Consonant phonemes of Gagauz
|  |  | Labial | Dental | Alveolar | Palatal | Velar | Glottal |
| Nasal |  | m |  | n |  |  |  |
| Plosive/ Affricate | voiceless | p | t | t͡s | t͡ʃ | k |  |
| voiced | b | d |  | d͡ʒ | ɡ |  |
| Fricative | voiceless | f |  | s | ʃ |  | h |
| voiced | v |  | z | ʒ |  |  |
| Rhotic |  |  |  | ɾ~r |  |  |  |
| Approximant |  |  |  | l | j |  |  |

=== Vowels ===

Vowel phonemes of Gagauz
|  | Front |  | Central | Back |  |
|---|---|---|---|---|---|
| Close | i | y |  | ɯ | u |
| Mid | e | ø | ə | o |  |
| Open | æ |  |  | ɑ |  |

== Orthography ==

It appears that the first alphabet to be used for the language was the Greek alphabet in the late 19th century. For example, orientalist Otto Blau claims that plays of Euripides had been translated into the Gagauz language and had been written with Greek letters.

Beginning in 1957, Cyrillic was used until 1993. On May 13, 1993, the parliament of the Republic of Moldova passed a decision providing for the official adoption of the Latin-based alphabet for the Gagauz language. This was subsequently amended in 1996. The Gagauz alphabet adopted is modelled on the modern Turkish alphabet, with the addition of three letters: ä to represent the sound of /[æ]/ (as ə in Azeri), ê to represent the /[ə]/ (schwa) sound, which does not exist in Turkish, and ţ to represent the sound /[ts]/ from the Romanian alphabet. On the other hand, unlike Crimean Tatar, Turkish, and some other Turkic languages, Gagauz does not have the letter ğ, which had become completely silent in the Gagauz language.

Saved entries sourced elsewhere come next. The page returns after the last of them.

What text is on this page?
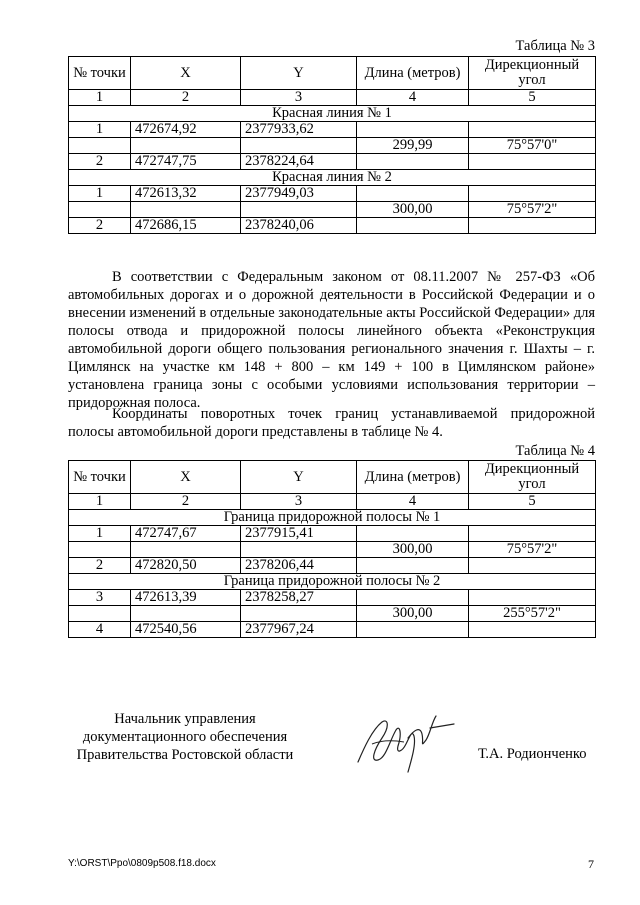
Таблица № 3
№ точки	X	Y	Длина (метров)	Дирекционный угол
1	2	3	4	5
Красная линия № 1				
1	472674,92	2377933,62		
			299,99	75°57'0"
2	472747,75	2378224,64		
Красная линия № 2				
1	472613,32	2377949,03		
			300,00	75°57'2"
2	472686,15	2378240,06		
В соответствии с Федеральным законом от 08.11.2007 № 257-ФЗ «Об автомобильных дорогах и о дорожной деятельности в Российской Федерации и о внесении изменений в отдельные законодательные акты Российской Федерации» для полосы отвода и придорожной полосы линейного объекта «Реконструкция автомобильной дороги общего пользования регионального значения г. Шахты – г. Цимлянск на участке км 148 + 800 – км 149 + 100 в Цимлянском районе» установлена граница зоны с особыми условиями использования территории – придорожная полоса.
Координаты поворотных точек границ устанавливаемой придорожной полосы автомобильной дороги представлены в таблице № 4.
Таблица № 4
№ точки	X	Y	Длина (метров)	Дирекционный угол
1	2	3	4	5
Граница придорожной полосы № 1				
1	472747,67	2377915,41		
			300,00	75°57'2"
2	472820,50	2378206,44		
Граница придорожной полосы № 2				
3	472613,39	2378258,27		
			300,00	255°57'2"
4	472540,56	2377967,24		
Начальник управления
документационного обеспечения
Правительства Ростовской области	Т.А. Родионченко
Y:\ORST\Ppo\0809p508.f18.docx	7
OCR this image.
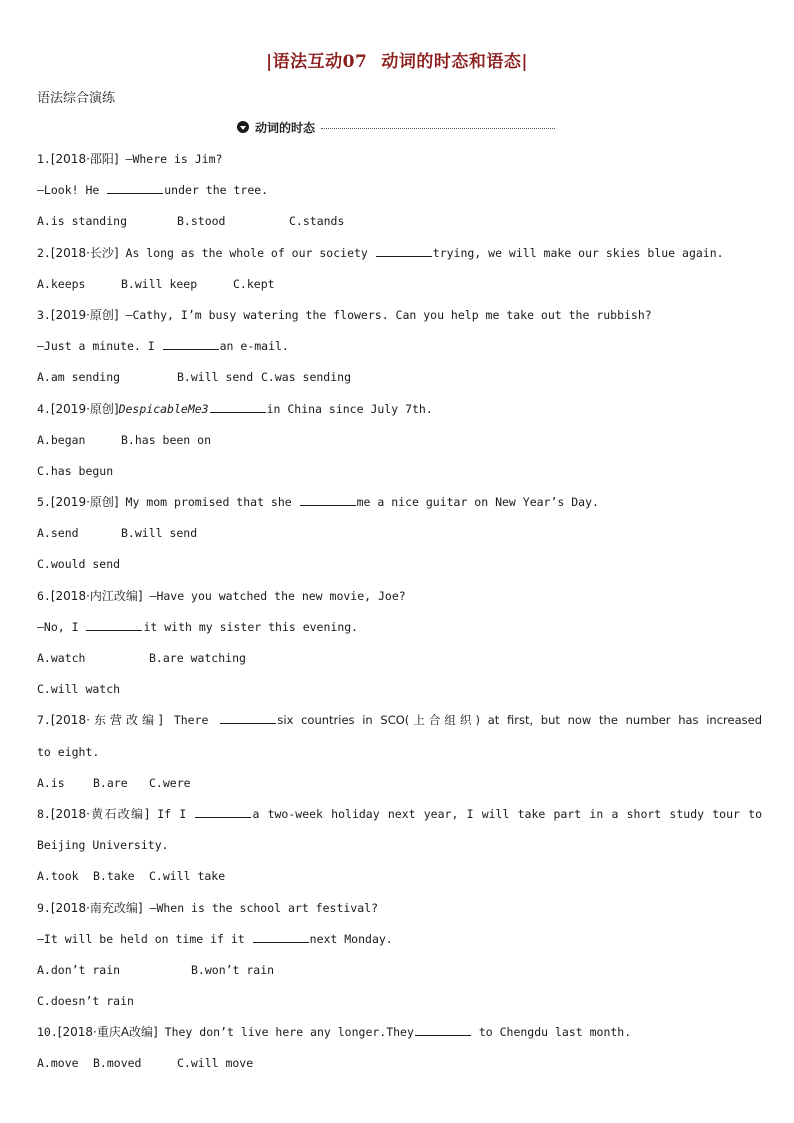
|语法互动07 动词的时态和语态|

语法综合演练

动词的时态
1.[2018·邵阳] —Where is Jim?
—Look! He	under the tree.
A.is standing	B.stood	C.stands
2.[2018·长沙] As long as the whole of our society	trying, we will make our skies blue again.
A.keeps	B.will keep	C.kept
3.[2019·原创] —Cathy, I’m busy watering the flowers. Can you help me take out the rubbish?
—Just a minute. I	an e-mail.
A.am sending	B.will send C.was sending
4.[2019·原创]DespicableMe3	in China since July 7th.
A.began	B.has been on
C.has begun
5.[2019·原创] My mom promised that she	me a nice guitar on New Year’s Day.
A.send	B.will send
C.would send
6.[2018·内江改编] —Have you watched the new movie, Joe?
—No, I	it with my sister this evening.
A.watch	B.are watching
C.will watch
7.[2018·东营改编] There	six countries in SCO(上合组织) at first, but now the number has increased
to eight.
A.is B.are C.were
8.[2018·黄石改编] If I	a two-week holiday next year, I will take part in a short study tour to
Beijing University.
A.took B.take C.will take
9.[2018·南充改编] —When is the school art festival?
—It will be held on time if it	next Monday.
A.don’t rain	B.won’t rain
C.doesn’t rain
10.[2018·重庆A改编] They don’t live here any longer.They	to Chengdu last month.
A.move B.moved	C.will move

Dotted and dotless I are separate letters, each with its own uppercase and lowercase form. I is the capital form of ı, and İ is the capital form of i. The Gagauz alphabet has no q, w or x. Instead, those characters are transliterated into Gagauz as k, v and ks.

Modern Gagauz alphabet:

| A a | Ä ä | B b | C c | Ç ç | D d | E e | Ê ê |
| F f | G g | H h | I ı | İ i | J j | K k | L l |
| M m | N n | O o | Ö ö | P p | R r | S s | Ş ş |
| T t | Ţ ţ | U u | Ü ü | V v | Y y | Z z | |

== Current situation ==
A study in 2012 was conducted on the Gagauz community to assess the current situation and sociocultural context. The findings show that within Gagauzia, official documents, printed publications, and official web sites are only in Russian. The National Passport System in Moldova does not allow the spelling of names in Gagauz. Signposts in Gagauzia are mostly in Romanian, and the names of squares and streets have not changed since the time of the Soviet Union.

=== Education ===
Despite various laws that support the rights of citizens to education in their native language, almost all instruction in Gagauzian schools is in Russian. Gagauz, while the native language of all students, is only taught as a "native language" class for a few hours per week. Research has also shown that there are not serious desires or attempts to institute Gagauz as a language of instruction. In a study, 80.6% of respondents preferred Russian as the medium of instruction at schools. There are, however, some notable efforts to increase Gagauz language education. Todur Zanet, editor-in-chief of the Ana Sözü local newspaper, has played an active role in encouraging readers and local authorities to promote instruction in their mother tongue. Zanet has also contributed significantly to efforts to standardize the language and increase its accessibility through print and other mediums.

=== Media ===

Ana Sözü is the largest local newspaper in Gagauzia. It is also the only local newspaper still written entirely in Gagauz, and was the first newspaper of any kind published in the Gagauz language. Apart from Ana Sözü, there are various newspapers published in the Autonomous Territorial Unit of Gagauzia, including Açık Göz, Gagauz Yeri, Gagauz Sesi, Halk Birlii, Novıy Vzgliad, Vesti Gagauzii, and Znamea.

In addition to printed materials, the company Gagauzia Radio Television (GRT) produces radio and television broadcasts in Gagauz.